A sad tune emanated from a car parked on the main road of Ain Ebel in Lebanon’s deep South.
“Lebanon is a tear in my eye. For children whose laughs have faded. For men whose cries have diminished. Through martyrdom they paid the price for you. To become a home for freedom. Approaching, I carry a candle. For eyes longing to be free...In a land protected by soldiers. Our soldiers, O Lebanese,” a woman’s voice sings.
At first, one might think the song was new, recorded in solidarity with the Lebanese army after the latest clashes in Beirut and North Lebanon. That thought is reinforced after seeing a large portrait of Lieutenant Colonel Ibrahim Salloum Rifaat, a resident of the village.
The poster had been hanging in the church’s courtyard since his death five years ago in the Nahr el-Bared Palestinian refugee camp war along with a number of portraits of General Francois al-Hajj, the former Lebanese army operations chief who was assassinated in 2007.
But it did not take long to discover that the song is part of a campaign around the “Day in Solidarity with the Lebanese Forcibly Deported to Israel,” scheduled to be held on June 2. This year, the slogan “Lebanon Is a Tear in My Eyes” commemorates 12 years of “displacement.”
The townsfolk are organizing a Mass and gathering in the pine forest, where the families of the deported will be speaking. Also on the occasion, Ain Ebel will light candles and ring its church bells, along with 12 other towns, to salute the families “exiled” to Israel.
Presiding over Mass will be Cardinal Boulos Sayyah who is expected to be appointed by the Maronite Patriarch Bishara Rai as General Patriarchal Deputy in a few days.
The event is the first of its kind and comes a few months after parliament passed a law regulating the affairs of those who fled to Israel. However, the town residents aren’t too eager to talk about the upcoming event.

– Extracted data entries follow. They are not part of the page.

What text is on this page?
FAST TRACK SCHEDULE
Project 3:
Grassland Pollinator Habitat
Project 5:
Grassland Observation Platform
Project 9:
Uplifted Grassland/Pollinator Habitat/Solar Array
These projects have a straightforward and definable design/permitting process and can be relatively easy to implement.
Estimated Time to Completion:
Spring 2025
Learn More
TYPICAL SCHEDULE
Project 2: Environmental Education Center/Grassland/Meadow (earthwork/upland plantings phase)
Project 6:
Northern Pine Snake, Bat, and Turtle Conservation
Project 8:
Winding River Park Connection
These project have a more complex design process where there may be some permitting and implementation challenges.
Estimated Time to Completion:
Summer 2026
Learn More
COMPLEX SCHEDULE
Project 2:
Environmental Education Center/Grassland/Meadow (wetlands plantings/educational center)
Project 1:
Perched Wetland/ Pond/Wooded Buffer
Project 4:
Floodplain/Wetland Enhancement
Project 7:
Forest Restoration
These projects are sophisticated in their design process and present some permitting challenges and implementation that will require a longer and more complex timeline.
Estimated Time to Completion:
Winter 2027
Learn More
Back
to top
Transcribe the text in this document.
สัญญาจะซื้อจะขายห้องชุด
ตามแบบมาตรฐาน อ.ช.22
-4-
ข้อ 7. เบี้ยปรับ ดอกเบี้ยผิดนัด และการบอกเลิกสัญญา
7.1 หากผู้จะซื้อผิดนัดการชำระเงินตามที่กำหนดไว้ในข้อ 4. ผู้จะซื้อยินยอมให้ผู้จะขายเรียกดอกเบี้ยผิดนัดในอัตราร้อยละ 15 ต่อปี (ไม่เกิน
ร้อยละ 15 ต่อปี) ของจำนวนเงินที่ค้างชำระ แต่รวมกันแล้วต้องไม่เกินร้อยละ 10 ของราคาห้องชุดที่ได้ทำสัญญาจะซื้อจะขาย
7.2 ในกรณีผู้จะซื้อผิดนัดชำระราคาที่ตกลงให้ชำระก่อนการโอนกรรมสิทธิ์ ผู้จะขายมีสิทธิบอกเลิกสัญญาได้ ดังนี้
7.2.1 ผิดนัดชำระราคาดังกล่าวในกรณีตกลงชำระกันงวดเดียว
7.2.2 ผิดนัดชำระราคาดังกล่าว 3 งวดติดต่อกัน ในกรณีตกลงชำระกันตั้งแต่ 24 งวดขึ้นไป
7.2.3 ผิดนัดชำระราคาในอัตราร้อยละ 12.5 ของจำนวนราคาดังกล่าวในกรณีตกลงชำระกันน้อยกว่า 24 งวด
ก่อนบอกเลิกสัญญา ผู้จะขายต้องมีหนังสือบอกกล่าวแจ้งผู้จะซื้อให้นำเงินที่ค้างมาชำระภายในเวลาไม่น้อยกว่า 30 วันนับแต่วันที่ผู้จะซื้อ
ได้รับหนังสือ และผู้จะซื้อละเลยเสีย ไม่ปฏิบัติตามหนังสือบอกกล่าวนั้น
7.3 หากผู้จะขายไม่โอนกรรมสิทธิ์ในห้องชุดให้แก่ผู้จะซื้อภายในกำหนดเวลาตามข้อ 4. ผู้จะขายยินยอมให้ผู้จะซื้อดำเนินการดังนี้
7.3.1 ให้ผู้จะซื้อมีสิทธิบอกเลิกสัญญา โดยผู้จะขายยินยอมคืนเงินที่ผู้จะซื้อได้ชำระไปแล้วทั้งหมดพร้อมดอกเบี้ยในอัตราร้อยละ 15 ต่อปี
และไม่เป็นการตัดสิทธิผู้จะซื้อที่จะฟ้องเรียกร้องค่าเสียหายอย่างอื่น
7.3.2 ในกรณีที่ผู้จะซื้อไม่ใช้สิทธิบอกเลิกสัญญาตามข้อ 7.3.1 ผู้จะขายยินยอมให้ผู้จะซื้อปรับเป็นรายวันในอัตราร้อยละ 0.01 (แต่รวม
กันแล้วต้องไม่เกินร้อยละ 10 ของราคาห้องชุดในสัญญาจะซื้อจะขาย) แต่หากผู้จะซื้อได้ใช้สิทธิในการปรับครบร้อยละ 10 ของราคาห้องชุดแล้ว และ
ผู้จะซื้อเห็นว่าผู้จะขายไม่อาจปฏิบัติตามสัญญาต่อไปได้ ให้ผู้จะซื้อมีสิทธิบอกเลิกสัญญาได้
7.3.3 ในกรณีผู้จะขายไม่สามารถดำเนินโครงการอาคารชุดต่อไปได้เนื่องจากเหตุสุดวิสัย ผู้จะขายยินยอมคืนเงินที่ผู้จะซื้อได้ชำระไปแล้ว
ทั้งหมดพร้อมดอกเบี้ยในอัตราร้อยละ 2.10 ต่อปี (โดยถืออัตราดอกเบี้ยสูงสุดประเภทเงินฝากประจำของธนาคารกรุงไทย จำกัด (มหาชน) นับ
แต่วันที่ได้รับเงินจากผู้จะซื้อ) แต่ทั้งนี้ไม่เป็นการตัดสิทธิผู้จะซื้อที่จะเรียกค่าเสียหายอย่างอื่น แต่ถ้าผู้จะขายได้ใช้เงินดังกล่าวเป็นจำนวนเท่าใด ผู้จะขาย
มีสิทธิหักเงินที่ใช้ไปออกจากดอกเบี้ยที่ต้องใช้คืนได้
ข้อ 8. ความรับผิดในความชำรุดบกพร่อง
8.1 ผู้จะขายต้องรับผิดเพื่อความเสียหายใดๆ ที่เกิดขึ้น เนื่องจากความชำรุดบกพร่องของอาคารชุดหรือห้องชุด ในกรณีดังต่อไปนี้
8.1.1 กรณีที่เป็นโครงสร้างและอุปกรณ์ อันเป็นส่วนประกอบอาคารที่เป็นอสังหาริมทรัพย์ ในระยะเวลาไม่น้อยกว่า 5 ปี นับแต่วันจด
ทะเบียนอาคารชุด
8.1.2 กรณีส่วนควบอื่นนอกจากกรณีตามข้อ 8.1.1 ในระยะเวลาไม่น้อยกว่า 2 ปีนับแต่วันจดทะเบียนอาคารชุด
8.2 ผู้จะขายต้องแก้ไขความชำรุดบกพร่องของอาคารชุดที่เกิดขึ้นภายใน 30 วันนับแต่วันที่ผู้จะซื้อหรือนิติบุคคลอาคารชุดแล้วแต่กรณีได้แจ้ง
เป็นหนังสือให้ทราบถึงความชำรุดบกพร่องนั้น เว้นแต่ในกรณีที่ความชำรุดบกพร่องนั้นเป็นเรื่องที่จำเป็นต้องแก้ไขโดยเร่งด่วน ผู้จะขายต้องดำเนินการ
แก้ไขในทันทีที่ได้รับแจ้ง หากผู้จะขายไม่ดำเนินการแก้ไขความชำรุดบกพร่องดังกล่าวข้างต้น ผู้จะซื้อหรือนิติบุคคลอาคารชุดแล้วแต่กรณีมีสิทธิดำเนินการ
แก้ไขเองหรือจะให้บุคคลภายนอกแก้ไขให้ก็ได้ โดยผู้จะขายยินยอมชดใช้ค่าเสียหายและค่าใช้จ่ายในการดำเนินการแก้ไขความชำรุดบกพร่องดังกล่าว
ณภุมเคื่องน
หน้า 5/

Many are very cautious and prefer to remain silent. They defer to the priests. “We delegated them to speak in our name and follow up on our cause,” they say.
In this framework, Patriarch Rai held a congregational visit to the nearby village of Alma al-Shaab a few months ago. It was an opportunity for the families to discuss the issue of the approximately 100 men – many with their families – who fled during the liberation of the South in 2000 and remain in Israel.
Today, the village remembers the occasion, praying for its son Nassif al-Haddad who returned home a corpse through the Ras Naqoura crossing. He was not the first to return in a coffin. His relatives pray he will be the last.
On the other hand, some women and children have been returning, leaving behind husbands, brothers, fathers, and mothers. Two sisters returned before the July 2006 Israeli assault.
“They barely made it,” says a relative, pointing to the “repercussions of that war and the discovery of networks of collaborators. It impacted negatively the Lebanese in Israel and sustained the animosity towards them back home.”
One of the sisters tried to break the isolation from her surroundings imposed by her “profile” and enrolled in an academy in Sour to continue her studies.
She reintegrated in her original home as a young woman living in multireligious and multicultural environment after spending 6 years growing up in hostile surroundings.
She does not tell the new friends she made that she is “the daughter of a collaborator and that her family is still in the occupied land.”
While this young woman was able to settle in her home environment, many who return “do not have the courage” to do so.
Last March, four women returned. One was from Adaisseh and three from Jezzine. They went directly to Beirut to stay with relatives and did not even pass by their villages.
Before that, a woman from al-Bayyada returned after four years and joined her family who live between Sour and Beirut.
On the Adaisseh–Kfar Kila road, along the separation wall being built by Israel, people get tongue-tied when asked whether they will participate in the solidarity day called by Ain Ebel.
Collaboration with Israel, before and after liberation, transcends sects and towns. Fifteen of Adaisseh’s residents are still on the other side of the border. Ten of them had fled following the July 2006 war. Kfar Kila has ten also, and from the southern district of Marjayoun, there are more than a hundred.
Villages in the districts of Sour and Bint Jbeil, such as Naqoura, Rmeish, Dibil, Aytaroun, on the borders with Israel, also have their share.
An old man sits across from a sculpture unveiled recently to commemorate the martyrs of the battle between the Lebanese Army and Israeli occupation forces in Adaisseh. He sighs and takes his time elaborating that a “lifetime of resistance and collaboration will not be erased in 12 years.”
His neighbor ponders the issue for a while. “Only a few will dare participate, even from the Christian villages. Even if many of them remain nostalgic for the time of occupation due to the state of bliss they lived in compared to the era after liberation.”
At a local cafe popular with residents, visitors, the army, and international peacekeepers alike, a local resident points at the owner of the cafe and says, “He is a former collaborator and comes from a family rooted in the field.”
When asked about the manner in which he is treated by people here, he replies that “people forget and forgive as they wish.”
Referring to some wealthy individuals and members of parties and security forces, he says, “people blocked out their past and opened a new page for them. They integrated them in the country following liberation, as if blood was never spilled.”